Plastic sheeting covered the floor in an upstairs area devoted to spa services for dogs—technicians from Paradise 4 Paws were on hand to provide so-called “pawdicures” and canine massages—but the precaution was taken just to be on the safe side, according to Pets Are Worth Saving's director of development Lisa Nowak. “The dogs are always well-behaved,” she said. “Every year we may have one little accident; but really, the only logistical hurdle of having all the dogs there is that they add a lot more feet walking around. We have to make sure there's plenty of room for everybody.”

Indeed, apart from a few stray barkers who added to the hum of clinking cocktail glasses and live piano music, the pets made for polite guests. “I think my wife would say that the dogs are better-behaved than the husbands,” one man remarked.

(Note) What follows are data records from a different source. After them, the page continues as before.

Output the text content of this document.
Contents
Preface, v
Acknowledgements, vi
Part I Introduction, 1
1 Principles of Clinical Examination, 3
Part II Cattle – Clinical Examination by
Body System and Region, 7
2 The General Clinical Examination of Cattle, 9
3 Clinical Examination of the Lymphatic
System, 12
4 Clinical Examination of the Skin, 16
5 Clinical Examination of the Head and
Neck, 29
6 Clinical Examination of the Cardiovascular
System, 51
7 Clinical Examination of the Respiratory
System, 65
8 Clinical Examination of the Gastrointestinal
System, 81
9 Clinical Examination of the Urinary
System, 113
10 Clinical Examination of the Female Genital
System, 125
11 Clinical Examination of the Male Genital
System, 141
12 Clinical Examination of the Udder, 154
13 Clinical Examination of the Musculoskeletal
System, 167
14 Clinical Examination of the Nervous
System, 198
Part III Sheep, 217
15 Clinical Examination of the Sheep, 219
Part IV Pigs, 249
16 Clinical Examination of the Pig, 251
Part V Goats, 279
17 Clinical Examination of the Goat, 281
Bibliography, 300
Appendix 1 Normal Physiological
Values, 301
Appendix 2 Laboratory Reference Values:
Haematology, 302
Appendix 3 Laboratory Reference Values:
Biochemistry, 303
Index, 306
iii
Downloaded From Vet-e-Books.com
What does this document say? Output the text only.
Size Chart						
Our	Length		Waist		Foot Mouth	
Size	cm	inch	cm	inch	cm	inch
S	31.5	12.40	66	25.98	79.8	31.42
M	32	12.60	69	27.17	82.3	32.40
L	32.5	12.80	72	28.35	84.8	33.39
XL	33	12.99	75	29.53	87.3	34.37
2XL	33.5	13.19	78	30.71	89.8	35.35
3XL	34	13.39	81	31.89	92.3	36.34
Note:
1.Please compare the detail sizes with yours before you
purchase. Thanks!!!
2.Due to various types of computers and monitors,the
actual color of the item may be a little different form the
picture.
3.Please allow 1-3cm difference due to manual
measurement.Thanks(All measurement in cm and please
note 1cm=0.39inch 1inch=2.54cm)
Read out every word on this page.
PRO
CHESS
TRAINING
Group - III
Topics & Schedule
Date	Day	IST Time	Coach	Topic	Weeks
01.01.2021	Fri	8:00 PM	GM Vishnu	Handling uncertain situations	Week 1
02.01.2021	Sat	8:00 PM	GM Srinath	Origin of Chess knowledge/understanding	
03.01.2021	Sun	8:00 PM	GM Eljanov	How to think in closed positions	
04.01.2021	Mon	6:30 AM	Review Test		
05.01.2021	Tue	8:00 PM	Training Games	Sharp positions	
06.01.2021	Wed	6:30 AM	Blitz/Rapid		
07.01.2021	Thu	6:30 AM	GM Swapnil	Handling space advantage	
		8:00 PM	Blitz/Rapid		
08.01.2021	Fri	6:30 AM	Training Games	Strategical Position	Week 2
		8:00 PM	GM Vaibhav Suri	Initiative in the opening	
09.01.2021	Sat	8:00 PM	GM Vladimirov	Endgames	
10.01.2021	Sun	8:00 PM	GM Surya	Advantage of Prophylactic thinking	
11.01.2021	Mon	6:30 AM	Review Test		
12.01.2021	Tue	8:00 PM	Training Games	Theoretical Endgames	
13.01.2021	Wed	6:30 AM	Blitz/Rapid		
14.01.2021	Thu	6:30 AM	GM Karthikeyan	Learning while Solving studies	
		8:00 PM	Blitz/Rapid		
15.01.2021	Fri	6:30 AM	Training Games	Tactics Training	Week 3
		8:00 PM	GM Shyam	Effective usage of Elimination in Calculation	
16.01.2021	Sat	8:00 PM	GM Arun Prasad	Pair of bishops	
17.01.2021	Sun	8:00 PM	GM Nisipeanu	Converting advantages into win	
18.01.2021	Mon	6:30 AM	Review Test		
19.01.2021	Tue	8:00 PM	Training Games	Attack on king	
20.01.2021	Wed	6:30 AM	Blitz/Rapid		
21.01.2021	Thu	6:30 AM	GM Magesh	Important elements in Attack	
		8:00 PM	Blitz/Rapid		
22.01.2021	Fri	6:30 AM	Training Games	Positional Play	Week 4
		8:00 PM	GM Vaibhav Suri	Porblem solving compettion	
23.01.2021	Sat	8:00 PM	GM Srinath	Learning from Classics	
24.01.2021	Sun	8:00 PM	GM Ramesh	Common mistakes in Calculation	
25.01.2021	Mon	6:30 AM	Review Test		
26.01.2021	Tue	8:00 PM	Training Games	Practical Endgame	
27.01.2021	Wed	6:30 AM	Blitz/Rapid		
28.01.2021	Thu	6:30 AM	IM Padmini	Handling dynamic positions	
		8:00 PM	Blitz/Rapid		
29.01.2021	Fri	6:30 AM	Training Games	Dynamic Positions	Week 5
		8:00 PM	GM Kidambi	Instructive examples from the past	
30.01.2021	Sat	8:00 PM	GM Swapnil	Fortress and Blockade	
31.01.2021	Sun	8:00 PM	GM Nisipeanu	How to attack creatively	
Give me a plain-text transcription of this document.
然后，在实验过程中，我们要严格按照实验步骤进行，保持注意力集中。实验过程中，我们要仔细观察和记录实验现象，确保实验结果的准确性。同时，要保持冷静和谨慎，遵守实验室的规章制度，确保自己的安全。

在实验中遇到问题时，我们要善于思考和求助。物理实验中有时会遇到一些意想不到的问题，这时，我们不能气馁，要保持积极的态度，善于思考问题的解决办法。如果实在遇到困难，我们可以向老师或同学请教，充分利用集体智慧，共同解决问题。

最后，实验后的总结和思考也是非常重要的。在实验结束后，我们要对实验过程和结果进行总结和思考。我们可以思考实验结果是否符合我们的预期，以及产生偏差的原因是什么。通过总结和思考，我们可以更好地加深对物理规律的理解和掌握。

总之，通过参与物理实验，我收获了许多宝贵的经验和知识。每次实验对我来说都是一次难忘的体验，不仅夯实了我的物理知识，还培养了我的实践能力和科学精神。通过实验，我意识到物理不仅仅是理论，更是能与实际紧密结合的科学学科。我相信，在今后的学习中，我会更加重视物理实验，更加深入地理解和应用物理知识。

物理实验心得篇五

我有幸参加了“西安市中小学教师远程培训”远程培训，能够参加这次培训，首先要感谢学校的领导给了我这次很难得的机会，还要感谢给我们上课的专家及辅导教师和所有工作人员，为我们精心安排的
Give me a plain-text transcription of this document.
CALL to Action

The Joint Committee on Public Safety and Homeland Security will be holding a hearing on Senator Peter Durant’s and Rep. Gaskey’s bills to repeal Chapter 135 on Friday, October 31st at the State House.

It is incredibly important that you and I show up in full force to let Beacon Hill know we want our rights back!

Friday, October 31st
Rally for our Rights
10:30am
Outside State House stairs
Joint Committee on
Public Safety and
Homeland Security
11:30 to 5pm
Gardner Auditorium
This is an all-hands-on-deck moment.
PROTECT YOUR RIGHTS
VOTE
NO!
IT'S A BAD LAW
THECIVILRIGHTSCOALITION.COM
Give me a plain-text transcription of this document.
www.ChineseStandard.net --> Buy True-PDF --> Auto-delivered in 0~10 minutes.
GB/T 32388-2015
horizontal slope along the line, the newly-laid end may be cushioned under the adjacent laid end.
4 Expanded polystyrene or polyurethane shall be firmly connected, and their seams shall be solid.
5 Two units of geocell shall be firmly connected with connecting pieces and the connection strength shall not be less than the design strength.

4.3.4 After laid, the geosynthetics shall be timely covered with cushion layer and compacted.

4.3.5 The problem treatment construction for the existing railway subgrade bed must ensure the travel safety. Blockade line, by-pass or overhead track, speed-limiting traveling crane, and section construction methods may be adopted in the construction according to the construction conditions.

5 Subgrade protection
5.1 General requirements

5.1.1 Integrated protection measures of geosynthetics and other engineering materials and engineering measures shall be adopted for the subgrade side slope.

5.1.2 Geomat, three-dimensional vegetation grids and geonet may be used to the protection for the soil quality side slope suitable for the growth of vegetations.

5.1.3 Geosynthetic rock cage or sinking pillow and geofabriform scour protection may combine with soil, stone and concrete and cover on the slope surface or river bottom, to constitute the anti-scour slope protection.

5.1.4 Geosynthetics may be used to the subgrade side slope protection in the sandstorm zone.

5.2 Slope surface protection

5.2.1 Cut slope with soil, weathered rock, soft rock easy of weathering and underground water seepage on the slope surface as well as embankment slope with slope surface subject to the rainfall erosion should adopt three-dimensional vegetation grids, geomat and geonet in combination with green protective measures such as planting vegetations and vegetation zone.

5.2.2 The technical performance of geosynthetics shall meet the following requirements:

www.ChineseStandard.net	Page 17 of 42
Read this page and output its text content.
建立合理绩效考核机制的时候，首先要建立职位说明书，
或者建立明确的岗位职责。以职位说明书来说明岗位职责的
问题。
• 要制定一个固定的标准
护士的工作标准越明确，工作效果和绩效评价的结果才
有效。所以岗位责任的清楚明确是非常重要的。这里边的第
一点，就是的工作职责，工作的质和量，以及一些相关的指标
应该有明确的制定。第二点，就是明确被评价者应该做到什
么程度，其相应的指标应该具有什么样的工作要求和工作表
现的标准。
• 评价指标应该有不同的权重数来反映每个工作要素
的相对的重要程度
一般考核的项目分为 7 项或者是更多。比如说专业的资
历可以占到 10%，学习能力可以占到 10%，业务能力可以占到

On the day before the event, Nowak said that she expected the ball to pull in more than $600,000 dollars. “We're right on target with ticket sales and sponsorships,” she said, adding that she was also counting on the live and silent auctions to help bring in funds. “In our board and committee meetings leading up to the event, we just kept putting the message out: This has been a really tough year for everyone, and we understand that, but we really need those who can to step it up. And our sponsors and donors rose to the occasion.”